自分がどんな顔をしていたのか、彼女からどう見えたのか、思わず顔を伏せた。
*
暗くなった外を確認した宮田は、保健室のカーテンを閉めた。
「これからだんだん暗くなるのが早くなるわね」
室内にいる数人に声を掛けたが、誰も返事をしない。後藤に付き添っている井上だけが、反応しようか迷っていた。
後藤は髪に砂がついているだけで特に被害はない。むしろ井上の方が砂を引き連れて保健室に来たので、思わず注意した。神聖な保健室はいつも綺麗でなければならない。
後藤は目の辺りを冷やし終え、鞄を持って帰る準備をしている。
「井上先生、後藤さんをそのまま下駄箱まで送ってあげて。後藤さんはそこから1人で帰れるよね?」
後藤は無言で頷いた。
ただ泣いただけだ。歩けないわけでもないのに甘やかす訳にはいかない。
井上は付き添いながらも、パソコンを占領している女性を気にしていた。全身が黒で統一された女が保健室にいたら誰でも気になるだろう。
「宮田先生、あの、」
「はいはい、もう暗いから気をつけてくださいね」
そんな井上の視線に気づかないふりをして、宮田は優しく2人を追い出した。
これで室内は宮田含め3人になる。
宮田と黒い服装の女と、その横にいる月子だ。
「どう?終わりそう?」
「ちょっと話しかけないでいただきたい」
飯田は画面を睨んだまま即答した。
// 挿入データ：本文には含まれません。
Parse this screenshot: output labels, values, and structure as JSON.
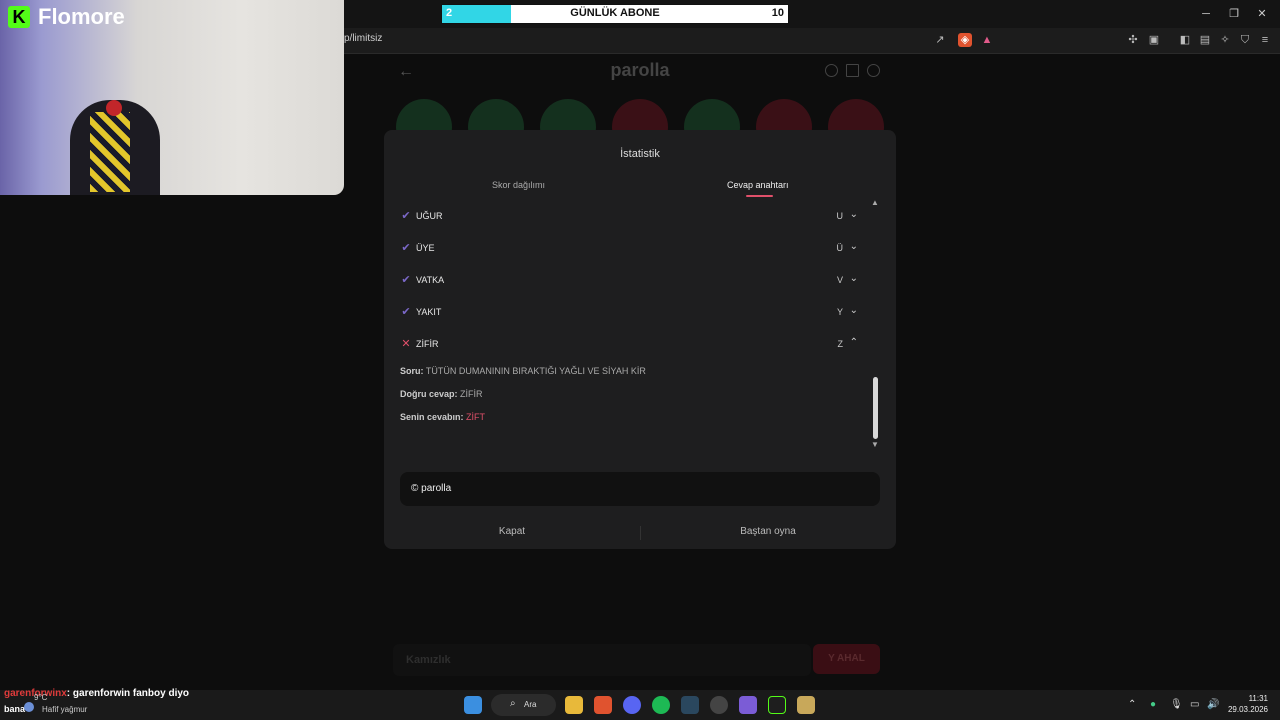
{
  "browser": {
    "url": "p/limitsiz",
    "window_controls": [
      "minimize",
      "restore",
      "close"
    ]
  },
  "overlay": {
    "label": "GÜNLÜK ABONE",
    "current": "2",
    "goal": "10",
    "progress_fraction": 0.2
  },
  "webcam": {
    "brand": "Flomore",
    "brand_letter": "K"
  },
  "game": {
    "title": "parolla",
    "answer_placeholder": "Kamızlık",
    "answer_button": "Y AHAL"
  },
  "modal": {
    "title": "İstatistik",
    "tabs": [
      {
        "label": "Skor dağılımı",
        "active": false
      },
      {
        "label": "Cevap anahtarı",
        "active": true
      }
    ],
    "rows": [
      {
        "word": "UĞUR",
        "letter": "U",
        "correct": true,
        "expanded": false
      },
      {
        "word": "ÜYE",
        "letter": "Ü",
        "correct": true,
        "expanded": false
      },
      {
        "word": "VATKA",
        "letter": "V",
        "correct": true,
        "expanded": false
      },
      {
        "word": "YAKIT",
        "letter": "Y",
        "correct": true,
        "expanded": false
      },
      {
        "word": "ZİFİR",
        "letter": "Z",
        "correct": false,
        "expanded": true
      }
    ],
    "detail": {
      "question_label": "Soru:",
      "question": "TÜTÜN DUMANININ BIRAKTIĞI YAĞLI VE SİYAH KİR",
      "correct_label": "Doğru cevap:",
      "correct_answer": "ZİFİR",
      "yours_label": "Senin cevabın:",
      "your_answer": "ZİFT"
    },
    "copyright": "© parolla",
    "close_button": "Kapat",
    "restart_button": "Baştan oyna"
  },
  "chat": {
    "user": "garenforwinx",
    "message": ": garenforwin fanboy diyo"
  },
  "taskbar": {
    "search": "Ara",
    "weather_temp": "9°C",
    "weather_desc": "Hafif yağmur",
    "left_text": "bana",
    "time": "11:31",
    "date": "29.03.2026"
  },
  "colors": {
    "correct": "#7b68c8",
    "wrong": "#e0506a",
    "tab_accent": "#e0506a",
    "overlay_fill": "#31d6e6"
  }
}
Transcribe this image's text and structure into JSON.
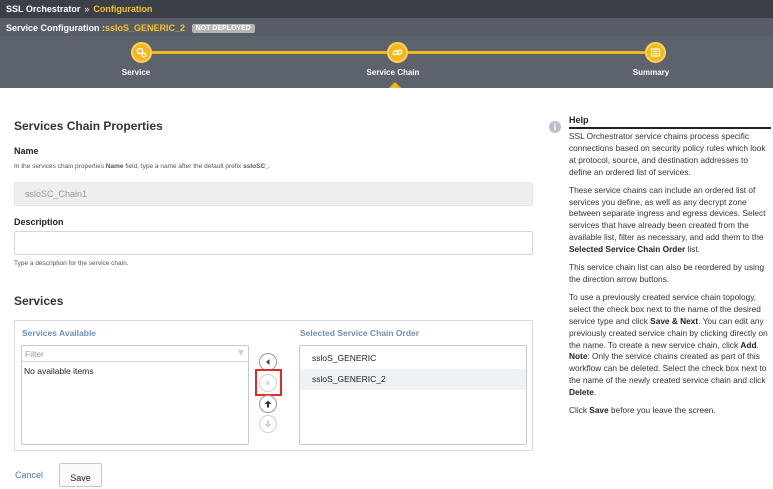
{
  "breadcrumb": {
    "root": "SSL Orchestrator",
    "separator": "»",
    "current": "Configuration"
  },
  "config": {
    "label": "Service Configuration :",
    "name": "ssloS_GENERIC_2",
    "status": "NOT DEPLOYED"
  },
  "stepper": {
    "steps": [
      {
        "label": "Service",
        "icon": "gears-icon"
      },
      {
        "label": "Service Chain",
        "icon": "chain-link-icon"
      },
      {
        "label": "Summary",
        "icon": "summary-list-icon"
      }
    ],
    "active_index": 1,
    "accent": "#f6b71e"
  },
  "props": {
    "title": "Services Chain Properties",
    "name_label": "Name",
    "name_hint_pre": "In the services chain properties ",
    "name_hint_bold1": "Name",
    "name_hint_mid": " field, type a name after the default prefix ",
    "name_hint_bold2": "ssloSC_",
    "name_hint_post": ".",
    "name_value": "ssloSC_Chain1",
    "description_label": "Description",
    "description_value": "",
    "description_hint": "Type a description for the service chain."
  },
  "services": {
    "title": "Services",
    "available_title": "Services Available",
    "filter_placeholder": "Filter",
    "available_empty": "No available items",
    "selected_title": "Selected Service Chain Order",
    "selected_items": [
      "ssloS_GENERIC",
      "ssloS_GENERIC_2"
    ]
  },
  "actions": {
    "cancel": "Cancel",
    "save": "Save"
  },
  "help": {
    "title": "Help",
    "p1": "SSL Orchestrator service chains process specific connections based on security policy rules which look at protocol, source, and destination addresses to define an ordered list of services.",
    "p2_a": "These service chains can include an ordered list of services you define, as well as any decrypt zone between separate ingress and egress devices. Select services that have already been created from the available list, filter as necessary, and add them to the ",
    "p2_b": "Selected Service Chain Order",
    "p2_c": " list.",
    "p3": "This service chain list can also be reordered by using the direction arrow buttons.",
    "p4_a": "To use a previously created service chain topology, select the check box next to the name of the desired service type and click ",
    "p4_b": "Save & Next",
    "p4_c": ". You can edit any previously created service chain by clicking directly on the name. To create a new service chain, click ",
    "p4_d": "Add",
    "p4_e": ". ",
    "p4_f": "Note",
    "p4_g": ": Only the service chains created as part of this workflow can be deleted. Select the check box next to the name of the newly created service chain and click ",
    "p4_h": "Delete",
    "p4_i": ".",
    "p5_a": "Click ",
    "p5_b": "Save",
    "p5_c": " before you leave the screen."
  }
}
マウスに触れる手が小刻みにクリックをする。
「あ」
月子が画面を指差した。
「そのページ、変えようと思ってたのに変えていませんでした。少し貸してください」
言い終わらないうちに、マウスを引ったくる。
飯田は舌打ちしそうになって歯を食いしばった。
「何が出来ている、だ。今回はテスト期間を考慮して長めにとっていただろう」
「夏休みの宿題が多すぎて……」
「まだ直すチャンスはあるから後にしろ。とりあえず私に全部読ませてくれ」
「待ってください、すぐ終わるので」
月子はパソコンの画面を完全に自分に向けた。キーボードの上で指が踊る。飯田に出したコーヒーはすっかり冷めていた。
宮田は2人の様子を見物しながらコーヒーを飲んだ。
「大変ね、海沢駿先生は」
水樹が出版社で見た、制服姿の少女。
編集者について歩く少女を大御所の先生だとは誰も思わないだろう。
「そういえば、大学に行くって本当か?」
飯田は諦めたのか、腕を組んで仰け反った。
「どこでそれを」
そこまで言って手が止まる。宮田しかいない。
月子が避難所として愛用している保健室に飯田も来るようになり、宮田と顔見知りになるのは時間の問題だった。メールアドレスも交換しているだろう。今日だって保健室で最後の追い込みをしていたらいきなり飯田が来たのだ。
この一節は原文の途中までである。